Hawaii has 10 of 14 World's Climate Zones
Hawaii Island, or the Big Island (home to Hog Heaven Coffee), is the only one of Hawaii’s island chain that has 10 of the world’s 14 climate zones, according to Koppen Climate Classification System, the most widely used method used by climatologists to identify and define worldwide climate zones. The fact that Hawaii Island contains 10 of Koppen 14 world climate zones was first reported in the 1978 report, Climate and Water Balance on the Big Island,” written for the 20th anniversary of the island’s Mauna Loa Observatory.
Isn’t it amazing so many climate zones can be found on one isolated island of only 4,028 square miles? What are these climate zones?
- Tropical Continuous Wet Zone: High annual rainfall, temperatures above 65°F, no distinct dry season. On the Big Island, you will find this climate along the Hāmākua Coast from sea level to 3,000-foot elevation and from Waipio Valley to Hilo (>300 inches of rain/year) and along much of the Puna Coast. This beautiful zone is where Hog Heaven Coffee is grown, in the deep, rich volcanic soil producing that smooth chocolatey tasting coffee!
- Tropical Monsoon Zone: This rare climate zone has high annual rainfall, mostly in the summer months. This zone is only found in Hawaii in a 10-mile section up the mountainside, coastal area along the Hāmākua Coast town of Paauilo which contains forests of non-native eucalyptus trees.
- Tropical Winter-Dry Zone: Heavy summer rainfall, as well as cool morning and afternoon rains because of higher land-surface temperatures strengthened by ocean breezes. Winters are typically dry. On Hawaii Island this climate includes the Kona Coffee Belt, Milolii and Kealakekua Bay.
- Tropical Summer-Dry Zone: Lots of rainfall in the winter months, with drier summer months. Hawaii is one of the only places in the world with this unique climate zone. On Hawaii Island, this climate is found along the southern coast (the southern-most point in the U.S.), Punaluu Black Sand Beach and along Chain of Craters Road within Hawaii Volcanoes National Park.
- Hot Semi-Desert Zone: Low annual rainfall and temperatures over 65°F, many of these areas contain Hawaii’s most popular beaches (Waikiki, Poipu, Kaanapali). On the Big Island, this zone includes most of the South Kohala coast to Kailua-Kona.
- Hot Desert Zone: The warmest climate zone in Hawaii with temperatures averaging 83°F, less than 10 inches of annual rain, but cool ocean breezes keep it lovely. On the Big Island this zone includes a few spots along the Southern Kohala coast, such as Hapuna Beach, Kaunoa Beach, and Puako.

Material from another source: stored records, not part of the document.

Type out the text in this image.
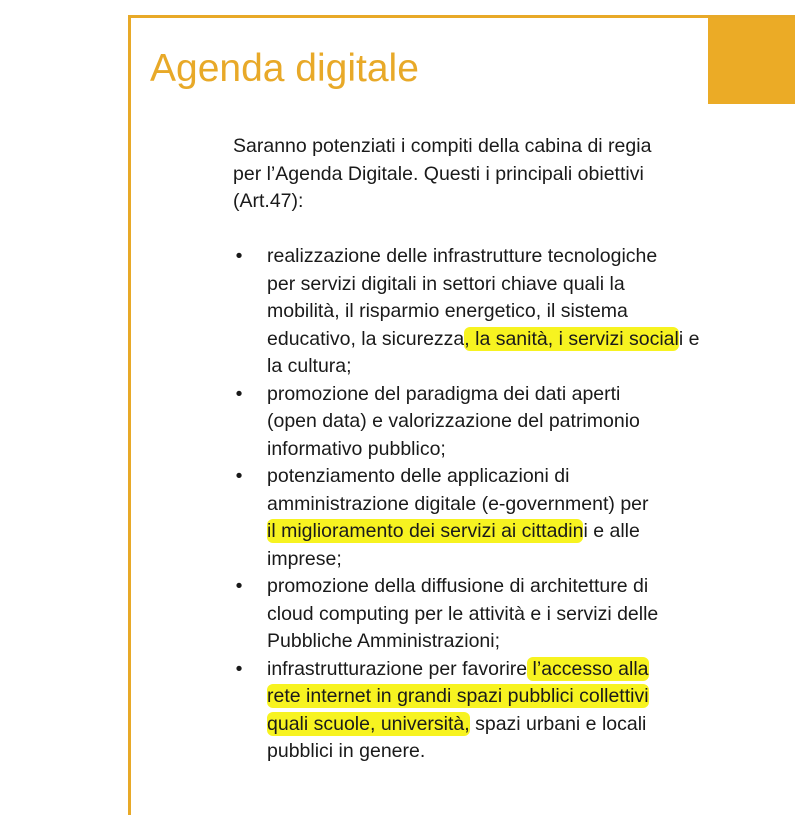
Agenda digitale
Saranno potenziati i compiti della cabina di regia
per l’Agenda Digitale. Questi i principali obiettivi
(Art.47):
• realizzazione delle infrastrutture tecnologiche
per servizi digitali in settori chiave quali la
mobilità, il risparmio energetico, il sistema
educativo, la sicurezza, la sanità, i servizi sociali e
la cultura;
• promozione del paradigma dei dati aperti
(open data) e valorizzazione del patrimonio
informativo pubblico;
• potenziamento delle applicazioni di
amministrazione digitale (e-government) per
il miglioramento dei servizi ai cittadini e alle
imprese;
• promozione della diffusione di architetture di
cloud computing per le attività e i servizi delle
Pubbliche Amministrazioni;
• infrastrutturazione per favorire l’accesso alla
rete internet in grandi spazi pubblici collettivi
quali scuole, università, spazi urbani e locali
pubblici in genere.
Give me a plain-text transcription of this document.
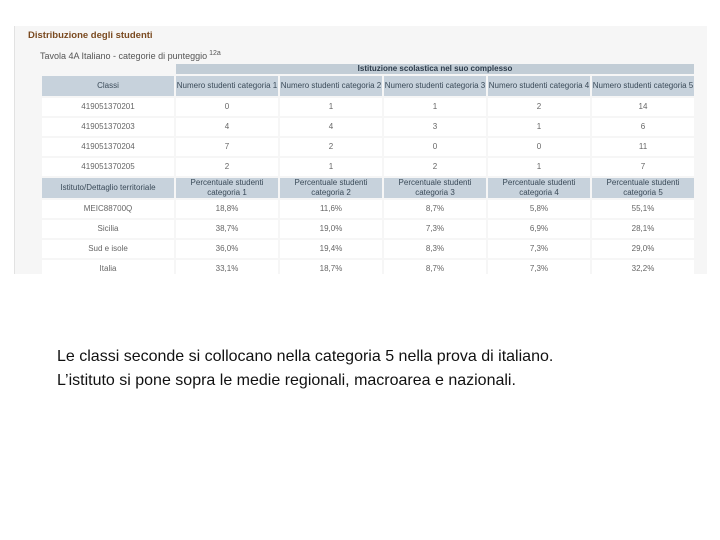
Distribuzione degli studenti
Tavola 4A Italiano - categorie di punteggio $^{12a}$
	Istituzione scolastica nel suo complesso				
Classi	Numero studenti categoria 1	Numero studenti categoria 2	Numero studenti categoria 3	Numero studenti categoria 4	Numero studenti categoria 5
419051370201	0	1	1	2	14
419051370203	4	4	3	1	6
419051370204	7	2	0	0	11
419051370205	2	1	2	1	7
Istituto/Dettaglio territoriale	Percentuale studenti categoria 1	Percentuale studenti categoria 2	Percentuale studenti categoria 3	Percentuale studenti categoria 4	Percentuale studenti categoria 5
MEIC88700Q	18,8%	11,6%	8,7%	5,8%	55,1%
Sicilia	38,7%	19,0%	7,3%	6,9%	28,1%
Sud e isole	36,0%	19,4%	8,3%	7,3%	29,0%
Italia	33,1%	18,7%	8,7%	7,3%	32,2%
Le classi seconde si collocano nella categoria 5 nella prova di italiano.
L’istituto si pone sopra le medie regionali, macroarea e nazionali.
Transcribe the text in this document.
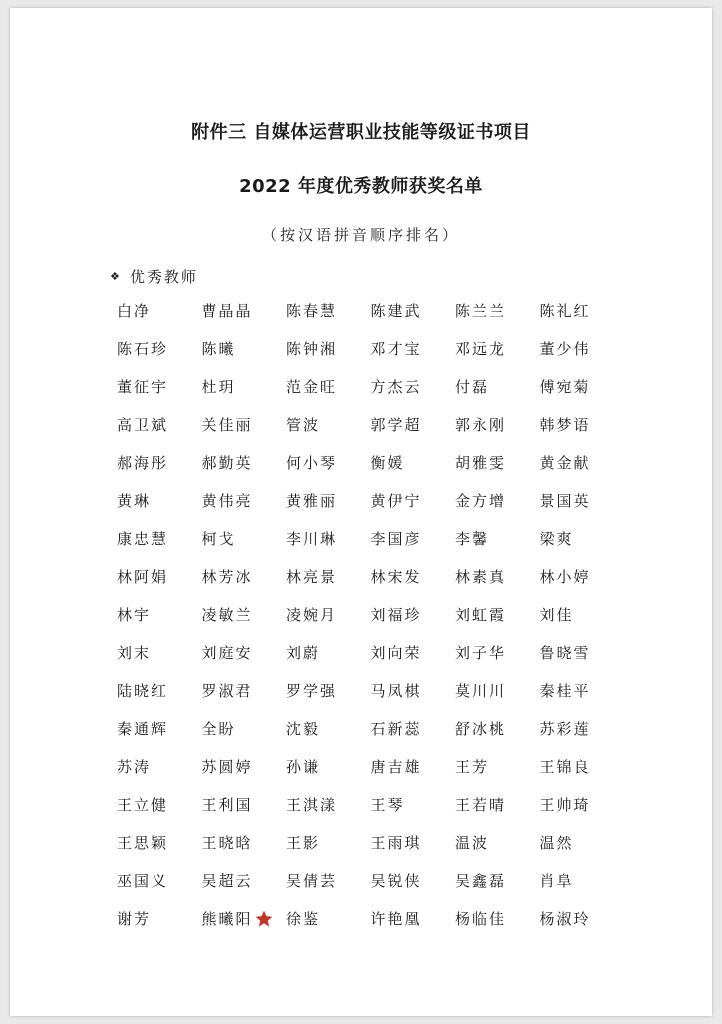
附件三 自媒体运营职业技能等级证书项目
2022 年度优秀教师获奖名单
（按汉语拼音顺序排名）
❖ 优秀教师
白净	曹晶晶 陈春慧 陈建武 陈兰兰 陈礼红
陈石珍 陈曦	陈钟湘 邓才宝 邓远龙 董少伟
董征宇 杜玥	范金旺 方杰云 付磊	傅宛菊
高卫斌 关佳丽 管波	郭学超 郭永刚 韩梦语
郝海彤 郝勤英 何小琴 衡媛	胡雅雯 黄金献
黄琳	黄伟亮 黄雅丽 黄伊宁 金方增 景国英
康忠慧 柯戈	李川琳 李国彦 李馨	梁爽
林阿娟 林芳冰 林亮景 林宋发 林素真 林小婷
林宇	凌敏兰 凌婉月 刘福珍 刘虹霞 刘佳
刘末	刘庭安 刘蔚	刘向荣 刘子华 鲁晓雪
陆晓红 罗淑君 罗学强 马凤棋 莫川川 秦桂平
秦通辉 全盼	沈毅	石新蕊 舒冰桃 苏彩莲
苏涛	苏圆婷 孙谦	唐吉雄 王芳	王锦良
王立健 王利国 王淇漾 王琴	王若晴 王帅琦
王思颖 王晓晗 王影	王雨琪 温波	温然
巫国义 吴超云 吴倩芸 吴锐侠 吴鑫磊 肖阜
谢芳	熊曦阳 徐鉴	许艳凰 杨临佳 杨淑玲
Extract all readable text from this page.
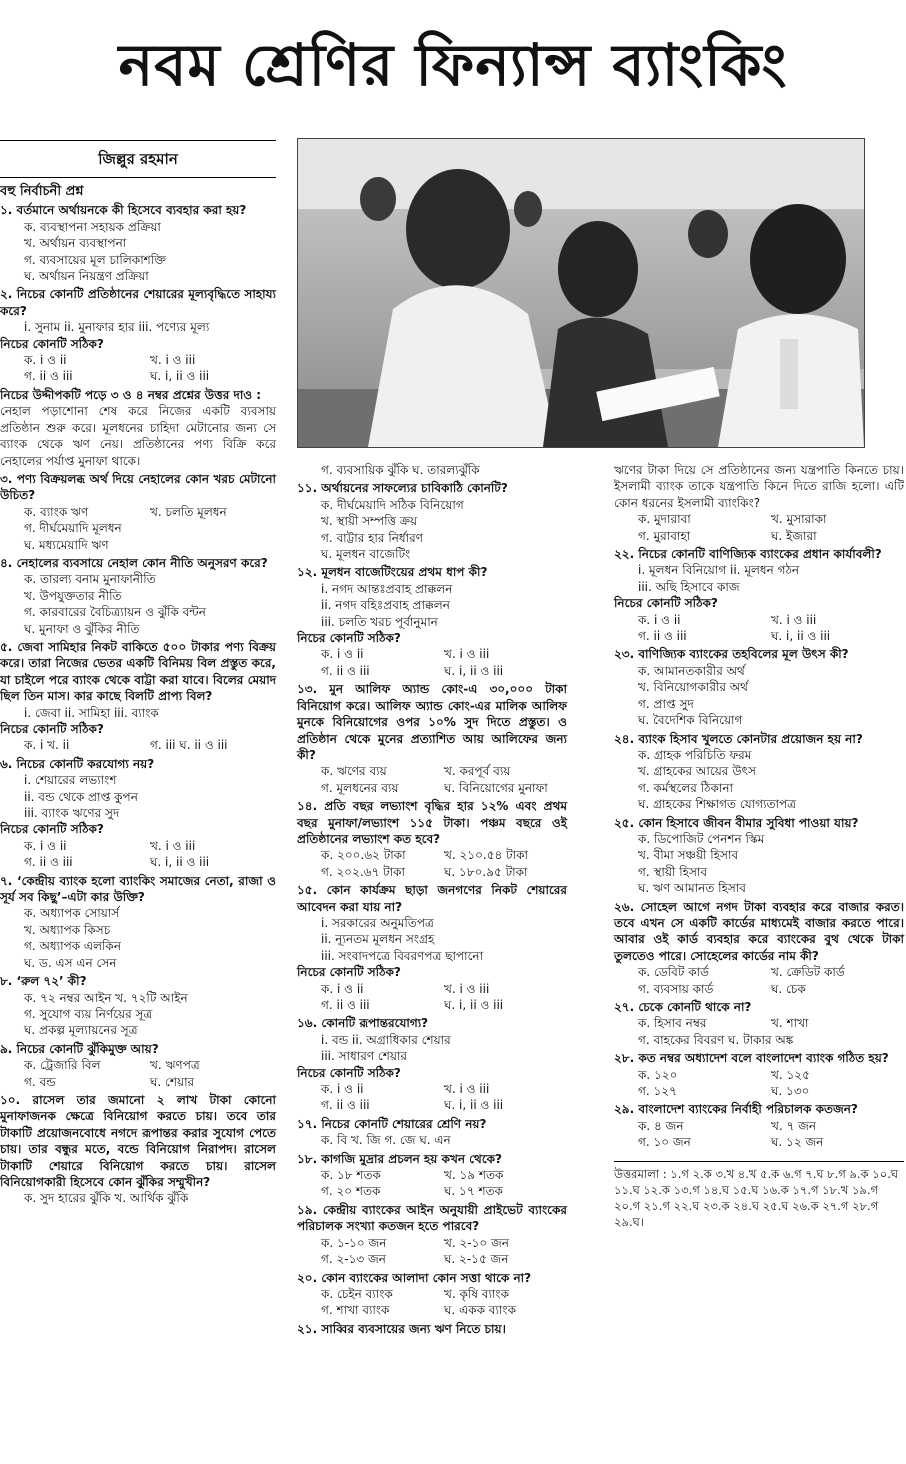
নবম শ্রেণির ফিন্যান্স ব্যাংকিং
জিল্লুর রহমান
বহু নির্বাচনী প্রশ্ন
১. বর্তমানে অর্থায়নকে কী হিসেবে ব্যবহার করা হয়?
ক. ব্যবস্থাপনা সহায়ক প্রক্রিয়া
খ. অর্থায়ন ব্যবস্থাপনা
গ. ব্যবসায়ের মূল চালিকাশক্তি
ঘ. অর্থায়ন নিয়ন্ত্রণ প্রক্রিয়া
২. নিচের কোনটি প্রতিষ্ঠানের শেয়ারের মূল্যবৃদ্ধিতে সাহায্য করে?
i. সুনাম ii. মুনাফার হার iii. পণ্যের মূল্য
নিচের কোনটি সঠিক?
ক. i ও ii	খ. i ও iii
গ. ii ও iii	ঘ. i, ii ও iii
নিচের উদ্দীপকটি পড়ে ৩ ও ৪ নম্বর প্রশ্নের উত্তর দাও :
নেহাল পড়াশোনা শেষ করে নিজের একটি ব্যবসায় প্রতিষ্ঠান শুরু করে। মূলধনের চাহিদা মেটানোর জন্য সে ব্যাংক থেকে ঋণ নেয়। প্রতিষ্ঠানের পণ্য বিক্রি করে নেহালের পর্যাপ্ত মুনাফা থাকে।
৩. পণ্য বিক্রয়লব্ধ অর্থ দিয়ে নেহালের কোন খরচ মেটানো উচিত?
ক. ব্যাংক ঋণ	খ. চলতি মূলধন
গ. দীর্ঘমেয়াদি মূলধন
ঘ. মধ্যমেয়াদি ঋণ
৪. নেহালের ব্যবসায়ে নেহাল কোন নীতি অনুসরণ করে?
ক. তারল্য বনাম মুনাফানীতি
খ. উপযুক্ততার নীতি
গ. কারবারের বৈচিত্র্যায়ন ও ঝুঁকি বন্টন
ঘ. মুনাফা ও ঝুঁকির নীতি
৫. জেবা সামিহার নিকট বাকিতে ৫০০ টাকার পণ্য বিক্রয় করে। তারা নিজের ভেতর একটি বিনিময় বিল প্রস্তুত করে, যা চাইলে পরে ব্যাংক থেকে বাট্টা করা যাবে। বিলের মেয়াদ ছিল তিন মাস। কার কাছে বিলটি প্রাপ্য বিল?
i. জেবা ii. সামিহা iii. ব্যাংক
নিচের কোনটি সঠিক?
ক. i খ. ii	গ. iii ঘ. ii ও iii
৬. নিচের কোনটি করযোগ্য নয়?
i. শেয়ারের লভ্যাংশ
ii. বন্ড থেকে প্রাপ্ত কুপন
iii. ব্যাংক ঋণের সুদ
নিচের কোনটি সঠিক?
ক. i ও ii	খ. i ও iii
গ. ii ও iii	ঘ. i, ii ও iii
৭. ‘কেন্দ্রীয় ব্যাংক হলো ব্যাংকিং সমাজের নেতা, রাজা ও সূর্য সব কিছু’–এটা কার উক্তি?
ক. অধ্যাপক সোয়ার্স
খ. অধ্যাপক কিসচ
গ. অধ্যাপক এলকিন
ঘ. ড. এস এন সেন
৮. ‘রুল ৭২’ কী?
ক. ৭২ নম্বর আইন খ. ৭২টি আইন
গ. সুযোগ ব্যয় নির্ণয়ের সূত্র
ঘ. প্রকল্প মূল্যায়নের সূত্র
৯. নিচের কোনটি ঝুঁকিমুক্ত আয়?
ক. ট্রেজারি বিল	খ. ঋণপত্র
গ. বন্ড	ঘ. শেয়ার
১০. রাসেল তার জমানো ২ লাখ টাকা কোনো মুনাফাজনক ক্ষেত্রে বিনিয়োগ করতে চায়। তবে তার টাকাটি প্রয়োজনবোধে নগদে রূপান্তর করার সুযোগ পেতে চায়। তার বন্ধুর মতে, বন্ডে বিনিয়োগ নিরাপদ। রাসেল টাকাটি শেয়ারে বিনিয়োগ করতে চায়। রাসেল বিনিয়োগকারী হিসেবে কোন ঝুঁকির সম্মুখীন?
ক. সুদ হারের ঝুঁকি খ. আর্থিক ঝুঁকি
গ. ব্যবসায়িক ঝুঁকি ঘ. তারল্যঝুঁকি
১১. অর্থায়নের সাফল্যের চাবিকাঠি কোনটি?
ক. দীর্ঘমেয়াদি সঠিক বিনিয়োগ
খ. স্থায়ী সম্পত্তি ক্রয়
গ. বাট্টার হার নির্ধারণ
ঘ. মূলধন বাজেটিং
১২. মূলধন বাজেটিংয়ের প্রথম ধাপ কী?
i. নগদ আন্তঃপ্রবাহ প্রাক্কলন
ii. নগদ বহিঃপ্রবাহ প্রাক্কলন
iii. চলতি খরচ পূর্বানুমান
নিচের কোনটি সঠিক?
ক. i ও ii	খ. i ও iii
গ. ii ও iii	ঘ. i, ii ও iii
১৩. মুন আলিফ অ্যান্ড কোং-এ ৩০,০০০ টাকা বিনিয়োগ করে। আলিফ অ্যান্ড কোং-এর মালিক আলিফ মুনকে বিনিয়োগের ওপর ১০% সুদ দিতে প্রস্তুত। ও প্রতিষ্ঠান থেকে মুনের প্রত্যাশিত আয় আলিফের জন্য কী?
ক. ঋণের ব্যয়	খ. করপূর্ব ব্যয়
গ. মূলধনের ব্যয়	ঘ. বিনিয়োগের মুনাফা
১৪. প্রতি বছর লভ্যাংশ বৃদ্ধির হার ১২% এবং প্রথম বছর মুনাফা/লভ্যাংশ ১১৫ টাকা। পঞ্চম বছরে ওই প্রতিষ্ঠানের লভ্যাংশ কত হবে?
ক. ২০০.৬২ টাকা	খ. ২১০.৫৪ টাকা
গ. ২০২.৬৭ টাকা	ঘ. ১৮০.৯৫ টাকা
১৫. কোন কার্যক্রম ছাড়া জনগণের নিকট শেয়ারের আবেদন করা যায় না?
i. সরকারের অনুমতিপত্র
ii. ন্যূনতম মূলধন সংগ্রহ
iii. সংবাদপত্রে বিবরণপত্র ছাপানো
নিচের কোনটি সঠিক?
ক. i ও ii	খ. i ও iii
গ. ii ও iii	ঘ. i, ii ও iii
১৬. কোনটি রূপান্তরযোগ্য?
i. বন্ড ii. অগ্রাধিকার শেয়ার
iii. সাধারণ শেয়ার
নিচের কোনটি সঠিক?
ক. i ও ii	খ. i ও iii
গ. ii ও iii	ঘ. i, ii ও iii
১৭. নিচের কোনটি শেয়ারের শ্রেণি নয়?
ক. বি খ. জি গ. জে ঘ. এন
১৮. কাগজি মুদ্রার প্রচলন হয় কখন থেকে?
ক. ১৮ শতক	খ. ১৯ শতক
গ. ২০ শতক	ঘ. ১৭ শতক
১৯. কেন্দ্রীয় ব্যাংকের আইন অনুযায়ী প্রাইভেট ব্যাংকের পরিচালক সংখ্যা কতজন হতে পারবে?
ক. ১-১০ জন	খ. ২-১০ জন
গ. ২-১৩ জন	ঘ. ২-১৫ জন
২০. কোন ব্যাংকের আলাদা কোন সত্তা থাকে না?
ক. চেইন ব্যাংক	খ. কৃষি ব্যাংক
গ. শাখা ব্যাংক	ঘ. একক ব্যাংক
২১. সাব্বির ব্যবসায়ের জন্য ঋণ নিতে চায়।
ঋণের টাকা দিয়ে সে প্রতিষ্ঠানের জন্য যন্ত্রপাতি কিনতে চায়। ইসলামী ব্যাংক তাকে যন্ত্রপাতি কিনে দিতে রাজি হলো। এটি কোন ধরনের ইসলামী ব্যাংকিং?
ক. মুদারাবা	খ. মুসারাকা
গ. মুরাবাহা	ঘ. ইজারা
২২. নিচের কোনটি বাণিজ্যিক ব্যাংকের প্রধান কার্যাবলী?
i. মূলধন বিনিয়োগ ii. মূলধন গঠন
iii. অছি হিসাবে কাজ
নিচের কোনটি সঠিক?
ক. i ও ii	খ. i ও iii
গ. ii ও iii	ঘ. i, ii ও iii
২৩. বাণিজ্যিক ব্যাংকের তহবিলের মূল উৎস কী?
ক. আমানতকারীর অর্থ
খ. বিনিয়োগকারীর অর্থ
গ. প্রাপ্ত সুদ
ঘ. বৈদেশিক বিনিয়োগ
২৪. ব্যাংক হিসাব খুলতে কোনটার প্রয়োজন হয় না?
ক. গ্রাহক পরিচিতি ফরম
খ. গ্রাহকের আয়ের উৎস
গ. কর্মস্থলের ঠিকানা
ঘ. গ্রাহকের শিক্ষাগত যোগ্যতাপত্র
২৫. কোন হিসাবে জীবন বীমার সুবিধা পাওয়া যায়?
ক. ডিপোজিট পেনশন স্কিম
খ. বীমা সঞ্চয়ী হিসাব
গ. স্থায়ী হিসাব
ঘ. ঋণ আমানত হিসাব
২৬. সোহেল আগে নগদ টাকা ব্যবহার করে বাজার করত। তবে এখন সে একটি কার্ডের মাধ্যমেই বাজার করতে পারে। আবার ওই কার্ড ব্যবহার করে ব্যাংকের বুথ থেকে টাকা তুলতেও পারে। সোহেলের কার্ডের নাম কী?
ক. ডেবিট কার্ড	খ. ক্রেডিট কার্ড
গ. ব্যবসায় কার্ড	ঘ. চেক
২৭. চেকে কোনটি থাকে না?
ক. হিসাব নম্বর	খ. শাখা
গ. বাহকের বিবরণ ঘ. টাকার অঙ্ক
২৮. কত নম্বর অধ্যাদেশ বলে বাংলাদেশ ব্যাংক গঠিত হয়?
ক. ১২০	খ. ১২৫
গ. ১২৭	ঘ. ১৩০
২৯. বাংলাদেশ ব্যাংকের নির্বাহী পরিচালক কতজন?
ক. ৪ জন	খ. ৭ জন
গ. ১০ জন	ঘ. ১২ জন
উত্তরমালা : ১.গ ২.ক ৩.খ ৪.খ ৫.ক ৬.গ ৭.ঘ ৮.গ ৯.ক ১০.ঘ ১১.ঘ ১২.ক ১৩.গ ১৪.ঘ ১৫.ঘ ১৬.ক ১৭.গ ১৮.খ ১৯.গ ২০.গ ২১.গ ২২.ঘ ২৩.ক ২৪.ঘ ২৫.ঘ ২৬.ক ২৭.গ ২৮.গ ২৯.ঘ।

- Continuously Wet Warm Temperate Zone: Ample annual rainfall with four months of temperatures averaging between 50°F and 72°F. This area is distinctly cooler than most of Hawaii. On the Big Island, this zone is found in Waimea (Kamuela), the summit area of both Mauna Loa and Mauna Kea craters, the rainforests of Hawaii Volcanoes National Park, Kalopa State Recreation Area, and the Hakalau Forest National Wildlife Refuge.
- Summer-Dry Warm Temperate Zone: Less rainfall and higher temperatures than the continuous wet warm temperate zone, the winter months provide 70 percent of this zone’s annual rainfall. On the Big Island, this climate zone is found at the camping area at the base of the Mauna Kea and Mauna Loa off Saddle Road.
- Summer-Dry Cool Temperate Zone: Cooler temperatures (below 50°F), with occasional snowfall, but likely to have only morning and evening frost, during the four months of winter. This zone can be found at Mauna Kea Visitor Information Station.
- Periglacial Climate Zone: With evening temperatures below freezing, winter snowfall and tundra-like, tree-less landscape. This area is found at the summits of Mauna Kea and Mauna Loa.
The only Köppen category not occurring on Hawaii Island are the 3 main Cold Continental climates and the Polar Ice Cap zone.
Lucky we live Hawaii with its beauty and diversity and its variety of climates, some of which produce delicious coffee!